Tuesday, May 21, 2013

Health

Still No Perfect Diet

A new study pits protein against carbs against fat

By Katherine Hobson
Posted 3/11/07
Page 2 of 2

Christopher Gardner, a nutrition scientist at the Stanford Prevention Research Center and lead author of the study, thinks the Atkins diet may have had an edge because it's so straightforward. "Their very simple message hits it right on the head: Drastically reduce your carbs," he says. Protein may also be more filling, and the diet's emphasis on drinking lots of water may crowd out calories from an extra gulp of an energy drink here or a half a soda there.

Regain. Of course, what works in the short term may not be a solution for the long haul. While the Atkins group lost more weight in the first six months, those participants gained some of the pounds back in the next six months. Ditto with the other diets. And Gardner emphasizes that the Atkins diet may not be a healthful choice over many years if devotees go heavy on the saturated fat. Sure, women on it got good marks on HDL cholesterol and triglycerides tests, but whether that was because of the proportion of carbs and protein or the weight loss is impossible to tell. Over time, says Gardner, high amounts of protein may knock the body out of balance, stressing the kidneys and potentially weakening bones. Jacqueline Eberstein, a nurse who worked with Atkins for 30 years and is now a nutrition consultant, says those fears are speculative and based on studies that don't apply specifically to Atkins.

These were real women in the real world, not rats in a lab, so it's no wonder that researchers also found that the participants didn't follow the diets to the letter. By the end of the study, the Atkins group was getting almost 35 percent of calories from carbs, instead of 10 percent, while the Ornish gaggle far exceeded the diet's recommendation of no more than 10 percent of calories from fat. Still, while the average weight loss was low, at least some women in every group lost significant weight.

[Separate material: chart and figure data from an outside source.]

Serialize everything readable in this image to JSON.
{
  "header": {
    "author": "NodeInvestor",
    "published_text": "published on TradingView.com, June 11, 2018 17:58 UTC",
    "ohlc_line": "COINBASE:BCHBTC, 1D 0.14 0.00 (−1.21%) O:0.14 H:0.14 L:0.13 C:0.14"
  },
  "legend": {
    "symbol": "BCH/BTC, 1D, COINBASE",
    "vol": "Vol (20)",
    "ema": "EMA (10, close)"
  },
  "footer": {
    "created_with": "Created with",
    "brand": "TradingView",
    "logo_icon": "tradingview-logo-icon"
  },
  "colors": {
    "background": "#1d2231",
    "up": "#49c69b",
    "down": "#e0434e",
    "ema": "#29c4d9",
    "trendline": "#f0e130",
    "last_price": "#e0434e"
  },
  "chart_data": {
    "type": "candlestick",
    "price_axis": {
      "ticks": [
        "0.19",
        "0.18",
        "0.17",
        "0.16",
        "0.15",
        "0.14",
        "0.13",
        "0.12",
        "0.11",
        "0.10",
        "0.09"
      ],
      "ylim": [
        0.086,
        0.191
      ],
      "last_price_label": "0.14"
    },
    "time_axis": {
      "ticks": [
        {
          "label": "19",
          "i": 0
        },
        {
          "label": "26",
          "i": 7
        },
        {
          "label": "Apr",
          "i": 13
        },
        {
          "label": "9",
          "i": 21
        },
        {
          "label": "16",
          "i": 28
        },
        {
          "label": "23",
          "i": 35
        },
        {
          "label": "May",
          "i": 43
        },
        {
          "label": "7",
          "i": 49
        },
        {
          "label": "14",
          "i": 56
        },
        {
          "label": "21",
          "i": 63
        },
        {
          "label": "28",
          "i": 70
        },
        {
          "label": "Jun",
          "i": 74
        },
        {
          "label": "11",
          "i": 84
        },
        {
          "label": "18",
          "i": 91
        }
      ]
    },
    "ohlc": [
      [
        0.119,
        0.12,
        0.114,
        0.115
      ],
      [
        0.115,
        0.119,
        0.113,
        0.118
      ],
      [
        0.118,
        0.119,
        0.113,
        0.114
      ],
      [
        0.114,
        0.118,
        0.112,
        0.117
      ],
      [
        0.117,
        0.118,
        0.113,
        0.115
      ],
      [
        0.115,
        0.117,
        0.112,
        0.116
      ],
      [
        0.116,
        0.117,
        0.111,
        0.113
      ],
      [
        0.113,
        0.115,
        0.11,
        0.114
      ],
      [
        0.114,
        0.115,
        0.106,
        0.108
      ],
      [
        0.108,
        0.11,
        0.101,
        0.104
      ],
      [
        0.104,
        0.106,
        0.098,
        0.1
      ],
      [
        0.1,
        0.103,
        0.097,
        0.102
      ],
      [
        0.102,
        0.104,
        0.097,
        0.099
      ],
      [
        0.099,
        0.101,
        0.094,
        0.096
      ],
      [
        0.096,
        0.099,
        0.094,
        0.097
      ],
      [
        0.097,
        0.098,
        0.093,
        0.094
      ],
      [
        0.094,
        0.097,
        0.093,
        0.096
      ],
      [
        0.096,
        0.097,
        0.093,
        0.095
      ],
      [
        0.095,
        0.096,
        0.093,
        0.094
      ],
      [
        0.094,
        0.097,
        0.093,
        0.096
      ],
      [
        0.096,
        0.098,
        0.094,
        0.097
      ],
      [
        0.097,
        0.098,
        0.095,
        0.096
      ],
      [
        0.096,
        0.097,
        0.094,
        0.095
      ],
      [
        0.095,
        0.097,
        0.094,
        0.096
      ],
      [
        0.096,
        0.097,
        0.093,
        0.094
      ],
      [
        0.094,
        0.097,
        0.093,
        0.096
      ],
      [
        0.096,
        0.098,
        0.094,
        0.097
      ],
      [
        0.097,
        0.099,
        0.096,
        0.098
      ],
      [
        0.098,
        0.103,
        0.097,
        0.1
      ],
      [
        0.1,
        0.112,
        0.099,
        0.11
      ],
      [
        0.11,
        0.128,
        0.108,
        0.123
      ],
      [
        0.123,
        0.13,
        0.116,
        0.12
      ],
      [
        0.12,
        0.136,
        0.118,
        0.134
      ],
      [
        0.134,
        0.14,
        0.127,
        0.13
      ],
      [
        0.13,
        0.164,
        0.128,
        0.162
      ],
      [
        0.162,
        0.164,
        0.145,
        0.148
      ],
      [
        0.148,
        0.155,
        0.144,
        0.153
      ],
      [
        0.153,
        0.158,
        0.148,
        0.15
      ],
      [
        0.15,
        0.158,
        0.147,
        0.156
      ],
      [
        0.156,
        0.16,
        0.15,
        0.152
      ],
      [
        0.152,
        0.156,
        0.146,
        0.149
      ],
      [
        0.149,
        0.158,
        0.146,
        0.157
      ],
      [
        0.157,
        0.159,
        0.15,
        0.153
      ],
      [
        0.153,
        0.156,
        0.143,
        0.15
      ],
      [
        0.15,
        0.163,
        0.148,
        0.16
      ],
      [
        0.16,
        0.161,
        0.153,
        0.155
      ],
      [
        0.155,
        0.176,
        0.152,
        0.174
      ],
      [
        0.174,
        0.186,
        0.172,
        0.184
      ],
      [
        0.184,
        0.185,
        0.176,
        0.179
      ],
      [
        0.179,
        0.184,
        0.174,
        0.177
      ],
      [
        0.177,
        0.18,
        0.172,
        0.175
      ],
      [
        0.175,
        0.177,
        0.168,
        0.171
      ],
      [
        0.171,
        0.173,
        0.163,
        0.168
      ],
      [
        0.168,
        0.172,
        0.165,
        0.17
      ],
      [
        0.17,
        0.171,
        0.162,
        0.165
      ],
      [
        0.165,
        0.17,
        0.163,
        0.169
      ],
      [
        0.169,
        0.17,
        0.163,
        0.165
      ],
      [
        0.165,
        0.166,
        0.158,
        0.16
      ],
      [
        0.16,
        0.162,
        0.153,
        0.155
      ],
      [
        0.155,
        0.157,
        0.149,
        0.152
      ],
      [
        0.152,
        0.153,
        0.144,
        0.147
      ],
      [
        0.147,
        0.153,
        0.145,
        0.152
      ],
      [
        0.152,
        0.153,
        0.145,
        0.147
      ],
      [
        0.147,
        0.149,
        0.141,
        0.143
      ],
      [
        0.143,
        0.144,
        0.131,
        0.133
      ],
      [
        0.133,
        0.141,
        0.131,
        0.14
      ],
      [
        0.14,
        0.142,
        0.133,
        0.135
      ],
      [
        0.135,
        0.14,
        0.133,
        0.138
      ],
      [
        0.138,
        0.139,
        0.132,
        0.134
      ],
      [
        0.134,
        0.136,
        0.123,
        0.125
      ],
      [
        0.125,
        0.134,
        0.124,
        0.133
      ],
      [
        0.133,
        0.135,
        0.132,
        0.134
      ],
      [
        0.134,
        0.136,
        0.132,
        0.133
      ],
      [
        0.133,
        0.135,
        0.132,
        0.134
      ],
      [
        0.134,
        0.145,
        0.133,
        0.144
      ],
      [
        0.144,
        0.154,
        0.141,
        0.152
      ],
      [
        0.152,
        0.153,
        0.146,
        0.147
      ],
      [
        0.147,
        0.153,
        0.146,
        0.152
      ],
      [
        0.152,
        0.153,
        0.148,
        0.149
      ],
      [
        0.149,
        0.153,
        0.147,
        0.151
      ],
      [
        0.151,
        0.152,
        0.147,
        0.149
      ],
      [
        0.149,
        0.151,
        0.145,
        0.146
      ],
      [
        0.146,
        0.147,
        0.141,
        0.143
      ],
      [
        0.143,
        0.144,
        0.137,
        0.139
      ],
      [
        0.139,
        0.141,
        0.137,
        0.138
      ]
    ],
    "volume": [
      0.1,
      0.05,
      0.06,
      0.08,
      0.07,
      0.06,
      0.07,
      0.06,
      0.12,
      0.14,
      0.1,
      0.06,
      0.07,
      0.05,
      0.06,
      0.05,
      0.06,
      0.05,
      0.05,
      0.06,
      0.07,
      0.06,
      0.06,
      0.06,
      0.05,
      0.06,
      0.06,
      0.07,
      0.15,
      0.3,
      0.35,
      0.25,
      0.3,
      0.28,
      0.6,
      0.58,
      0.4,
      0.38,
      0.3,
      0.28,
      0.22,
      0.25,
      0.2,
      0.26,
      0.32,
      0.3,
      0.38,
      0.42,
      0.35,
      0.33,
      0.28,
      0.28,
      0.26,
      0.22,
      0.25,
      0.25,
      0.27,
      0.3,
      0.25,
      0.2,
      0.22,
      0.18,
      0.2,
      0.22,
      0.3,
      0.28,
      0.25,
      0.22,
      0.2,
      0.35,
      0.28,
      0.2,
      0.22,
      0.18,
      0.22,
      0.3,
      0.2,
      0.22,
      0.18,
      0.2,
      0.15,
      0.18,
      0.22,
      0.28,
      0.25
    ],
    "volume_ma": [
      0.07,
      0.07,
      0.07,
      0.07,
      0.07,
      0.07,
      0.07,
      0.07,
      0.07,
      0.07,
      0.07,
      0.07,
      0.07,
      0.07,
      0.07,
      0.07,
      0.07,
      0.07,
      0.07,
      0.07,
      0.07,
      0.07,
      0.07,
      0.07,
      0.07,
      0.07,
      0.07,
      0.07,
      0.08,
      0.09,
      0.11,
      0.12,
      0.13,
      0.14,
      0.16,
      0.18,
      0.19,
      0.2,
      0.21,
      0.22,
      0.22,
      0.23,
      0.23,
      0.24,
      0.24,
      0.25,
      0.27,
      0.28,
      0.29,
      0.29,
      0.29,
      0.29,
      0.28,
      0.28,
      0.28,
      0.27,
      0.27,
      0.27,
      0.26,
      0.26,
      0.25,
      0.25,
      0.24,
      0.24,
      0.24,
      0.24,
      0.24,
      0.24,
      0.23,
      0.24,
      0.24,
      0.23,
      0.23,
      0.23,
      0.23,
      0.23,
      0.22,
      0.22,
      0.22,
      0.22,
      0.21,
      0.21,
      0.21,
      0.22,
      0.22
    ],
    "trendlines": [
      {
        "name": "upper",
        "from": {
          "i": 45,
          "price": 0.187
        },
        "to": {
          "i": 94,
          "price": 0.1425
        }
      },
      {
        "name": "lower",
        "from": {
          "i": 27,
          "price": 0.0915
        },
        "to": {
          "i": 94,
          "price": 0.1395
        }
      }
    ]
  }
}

That lack of adherence led Sears and Ornish to complain that the study wasn't a fair test. "What happens when you follow the diet is the question," says Ornish, who notes that his low-fat routine reduces heart disease. "This is the only time that Dean and I have been together on something," says Sears.

But that disconnect is exactly the point, says Marion Nestle, a nutrition professor at New York University. Anyone can dream up a diet that will shave off pounds. It's much harder to follow that diet over many years and maintain a lower weight. "What's sustainable is eating less and more healthfully and being more active," she says. That advice is the closest to a magic pill for weight loss. Unfortunately, it's one that Americans so far have been unwilling to swallow.